Fresh fish has always been expensive but now that our ocean fisheries have been nearly decimated, prices are getting a bit nutty. Good, wild caught, fresh and unfrozen salmon, tuna, swordfish and halibut hover around $29 a pound. HG feels that paying that much for a simple piece of fish is a bit self indulgent. Therefore, HG is opting for moderately priced, farm raised fish like tilapia and catfish. Older fish farms were ecological disasters — pumping filth into the environment and shipping out muddy tasting, chemically processed product. Some modern farms have really cleaned up their act and become more environmentally sound with the result that the fish are healthier and quite palatable.

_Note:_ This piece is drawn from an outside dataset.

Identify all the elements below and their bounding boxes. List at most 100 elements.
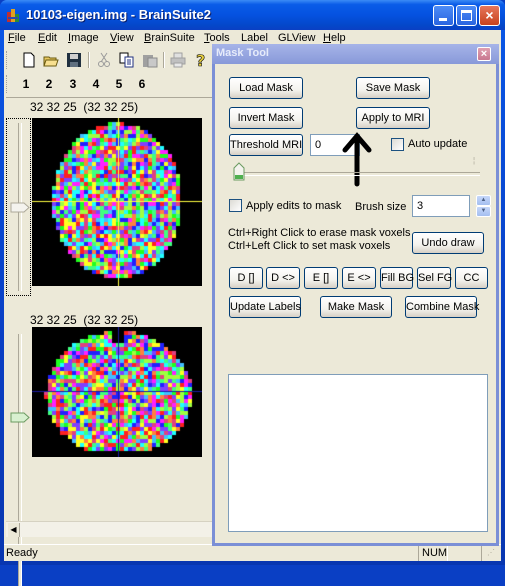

Make sure to seek out fish from these type of farms (Whole Foods has very strict guidelines for their farmed fish purveyors — so buying through them is a good bet).

Here’s a very good way of cooking them. Coat the fish in a mixture of Hellman’s mayonnaise and Dijon mustard. Roll the fish in Louisiana Fish Fry or Zatarain’s Fish Fry or panko (crushed fine). Fry in a mixture of grapeseed oil and brown butter. After taking the fish out of the pan, melt a bit more butter with lemon juice, capers and a few drops of Tabasco. Pour this flavorful sauce over the crispy fish.

During HG’s college days at the City College West Harlem campus, HG enjoyed very cheap and very good fried catfish sandwiches. The breaded catfish was fried in lard (like cast iron pans, a staple of Harlem fry cooks), doused in a blazing hot pepper sauce and served between two slices of Wonder or Silvercup bread. It was accompanied by cole slaw or potato salad. HG’s version of fried fish is just a little bit fancier.

Tilapia: The Surprising Fish Brings Family Harmony.

February 10th, 2012 § 2 comments § permalink

Tilapia is a farm raised fish, and like farm raised salmon, has been scorned by HG. As HG’s massive public knows, HG is a fancier of batter fried catfish (rolled in flour, dipped in beaten egg and rolled again in panko or cornmeal and first soaked in buttermilk). Well, here’s the problem. BSK doesn’t like catfish. Says it tastes muddy. HG believes BSK’s distaste was caused by eating wild, bottom feeding catfish in her youth. Today’s farm raised catfish (an exception to HG’s quickly disappearing No-Farm-Raised rule) does not taste muddy. Emphatically not. But, BSK won’t change her mind. So, what to do? A number of culinary authorities (including Mark Bittman) have said you can substitute tilapia for catfish when you’re hovering over the big, sizzling cast iron pan. HG bought a pound of tilapia. No buttermilk bath, but followed the usual procedure. The result was sensational, Even BSK had to agree. Crisp crust covering juicy, firm white fish. A treat. BSK cooked up a mess of southern greens. Had a few boiled fingerling potatoes. There was lots of hot sauce and lemons. Once more, family culinary harmony prevails.